Charles Krauthammer makes, uncharacteristically, a modicum of sense in today’s column, in which he offers a post-mortem on the McCain campaign. He is convinced the whole thing is an accident of the financial crisis, which is a bit of denial on his part, but he also throws this in:

The choice of Sarah Palin was also a mistake. I’m talking here about its political effects, not the sideshow psychodrama of feminist rage and elite loathing that had little to do with politics and everything to do with cultural prejudices, resentments and affectations.

Palin was a mistake (” near suicidal,” I wrote on the day of her selection) because she completely undercut McCain’s principal case against Obama: his inexperience and unreadiness to lead. And her nomination not only intellectually undermined the readiness argument. It also changed the election dynamic by shifting attention, for days on end, to Palin’s preparedness, fitness and experience . . . .

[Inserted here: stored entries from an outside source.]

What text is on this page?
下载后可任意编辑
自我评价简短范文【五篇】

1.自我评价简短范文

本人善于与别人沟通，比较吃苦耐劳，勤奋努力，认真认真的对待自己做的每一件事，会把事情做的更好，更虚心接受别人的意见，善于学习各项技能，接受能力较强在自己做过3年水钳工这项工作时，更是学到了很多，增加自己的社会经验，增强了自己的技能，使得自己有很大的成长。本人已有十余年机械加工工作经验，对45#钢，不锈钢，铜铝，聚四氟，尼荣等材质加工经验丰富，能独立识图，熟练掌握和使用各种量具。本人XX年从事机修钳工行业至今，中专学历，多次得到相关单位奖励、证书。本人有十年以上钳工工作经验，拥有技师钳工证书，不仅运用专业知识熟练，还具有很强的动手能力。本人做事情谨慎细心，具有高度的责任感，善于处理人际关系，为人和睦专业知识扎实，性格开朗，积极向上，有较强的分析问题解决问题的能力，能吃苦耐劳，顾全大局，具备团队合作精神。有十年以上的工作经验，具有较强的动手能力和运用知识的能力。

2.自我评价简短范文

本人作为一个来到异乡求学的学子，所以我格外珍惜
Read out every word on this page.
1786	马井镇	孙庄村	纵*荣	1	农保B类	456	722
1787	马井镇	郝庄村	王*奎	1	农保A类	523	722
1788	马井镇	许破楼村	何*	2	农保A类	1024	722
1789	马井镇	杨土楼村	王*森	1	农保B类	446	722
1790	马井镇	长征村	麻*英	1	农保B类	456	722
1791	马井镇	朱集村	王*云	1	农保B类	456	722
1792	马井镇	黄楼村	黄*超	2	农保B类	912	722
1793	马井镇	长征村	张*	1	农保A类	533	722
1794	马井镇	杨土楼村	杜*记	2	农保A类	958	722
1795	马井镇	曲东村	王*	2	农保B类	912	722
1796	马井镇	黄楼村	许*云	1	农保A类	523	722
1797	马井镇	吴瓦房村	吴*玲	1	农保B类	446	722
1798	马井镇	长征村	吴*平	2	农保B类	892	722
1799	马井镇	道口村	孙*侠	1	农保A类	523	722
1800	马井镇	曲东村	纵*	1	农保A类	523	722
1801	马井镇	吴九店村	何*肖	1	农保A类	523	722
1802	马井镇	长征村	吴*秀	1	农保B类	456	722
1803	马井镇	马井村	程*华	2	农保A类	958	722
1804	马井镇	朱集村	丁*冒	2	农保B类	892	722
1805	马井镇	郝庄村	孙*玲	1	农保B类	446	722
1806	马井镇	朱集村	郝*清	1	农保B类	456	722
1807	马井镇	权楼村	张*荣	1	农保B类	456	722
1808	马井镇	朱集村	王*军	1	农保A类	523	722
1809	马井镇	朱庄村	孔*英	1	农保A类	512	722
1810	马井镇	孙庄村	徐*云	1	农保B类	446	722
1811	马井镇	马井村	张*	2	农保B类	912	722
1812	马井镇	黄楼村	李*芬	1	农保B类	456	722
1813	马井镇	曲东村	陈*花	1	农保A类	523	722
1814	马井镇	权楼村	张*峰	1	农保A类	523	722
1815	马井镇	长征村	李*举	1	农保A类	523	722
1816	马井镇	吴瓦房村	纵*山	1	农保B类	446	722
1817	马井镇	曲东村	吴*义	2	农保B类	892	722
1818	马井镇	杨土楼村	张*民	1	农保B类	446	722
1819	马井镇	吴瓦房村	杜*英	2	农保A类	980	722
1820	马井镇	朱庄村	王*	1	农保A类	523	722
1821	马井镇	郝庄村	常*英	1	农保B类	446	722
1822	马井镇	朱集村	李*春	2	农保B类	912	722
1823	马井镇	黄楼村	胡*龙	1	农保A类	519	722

And here of course he goes off the rails, as, being Charles Krauthammer, he was fated to do.

Apparently, for the K-man, a candidate’s “inexperience and unreadiness to lead” is a barely-relevant issue (it’s not relevant because she’s unfit; it’s relevant because it changes public reactions to the two parties, thus affecting their relative likelihood of election). But what he sweepingly dismisses as “feminist rage and elite loathing” are mere “affectations” or worse.

What exactly triggered those affectations? That the Republicans cynically nominated a hopelessly unqualified woman in the expectation that women would flock to her after being disappointed over Hillary? (Though Obama barely out-polled McCain among men - the first Democrat to do that in easy memory - he also enjoyed a female gender gap of 7% in his favor - smaller than, but comparable to, Democratic gender gaps of the past. The Republicans still understand women just as much as they ever did.) That the Republicans nominated an anti-choice woman who styles herself a “Feminist for Life” while actively fighting to take control of their own bodies away from every other woman in the country, and coyly hinting that she supports “choice” (when the choice is specifically the one she approves)? That she knows virtually nothing about any issue of importance, while aggrandizing herself in the most stupidly embarrassing ways even as she displays her ignorance? That she endorses insanely counterfactual stances, grounded on the most oblivious selfishness or religious dunderheadedness, on issues from creationism to global warming to environmental protection to virtually everything else? Or that she constantly, blatantly, obviously and shamelessly lies about everything she does, continues to lie after being caught lying, and consistently abuses her official powers (then lies about that, too)?

For Krauthammer, apparently, these facts play no part in being “unready to lead”. Gasping ignorance, religious whacko-ism, verbal stupidity and cognitive clumsiness amounting nearly to retardation, utterly amoral power-madness, and theocratic invasions of privacy are not a factor in the question whether Palin should be elevated to one (or, not unlikely, both) of the highest offices in the land. Objecting to such qualities in one’s leaders - or the grossly offensive way they are fobbed off on a population that wanted real substance - is “elitism”. It’s “prejudice” to be against having religious whackos and morons as leaders of the most powerful nation in history.

This is the reason nothing conservatives say should ever, ever be taken seriously. (Certainly never on feminism, but equally so on every other issue.) Not only do they not take ideas seriously, they don’t even take words seriously. Nothing they say means anything, none of it is intended to convey actual thoughts, let alone true or defensible ones. Like K-man’s worry that Palin’s being unready to lead was important because it altered the PR war (not, you know, because she was in fact unready to lead), the rest of his nonsense was likewise important for equally superficial and transient reasons. His words literally have no substance - that is, they do not truck in substance, fact, and meaning even when addressing substantive issues. And he’s one of the “smart” conservatives.

We stand poised on the ridge of a watershed moment. It’s too easy to conclude that Obama has already led us over to the other side; that remains still to be seen. To make it real, we have to consolidate the decisive shift the country has taken. We have to make sure we start calling conservatives on their bullshit - continuously, relentlessly. The country demanded - in a way I have never seen before - real substance, and those who wanted and got it responded for the most part maturely and with insight. They rejected the insulting diversionary tactics of the right wing; they saw through the lies and the stupidity. But we have to make it clear, now that the scales have fallen from so many eyes, that what they are seeing, seemingly for the first time, has always been there, and always will be until we decisively render it impotent. We have got to ratchet up our intolerance for stupidity, lies, and distortion; we have got to demand substance, truth, and mature deliberation in every aspect of law and policy. And we have got to laugh the idiots, liars, whackos, and shameless toadies out of town, once and for all, before we allow ourselves to forget, and get used to them again.

UPDATE: Added badly-needed post header, reformatted quote, and removed reference to Krauthammer making sense, which no longer suggests to me any reason even for being there.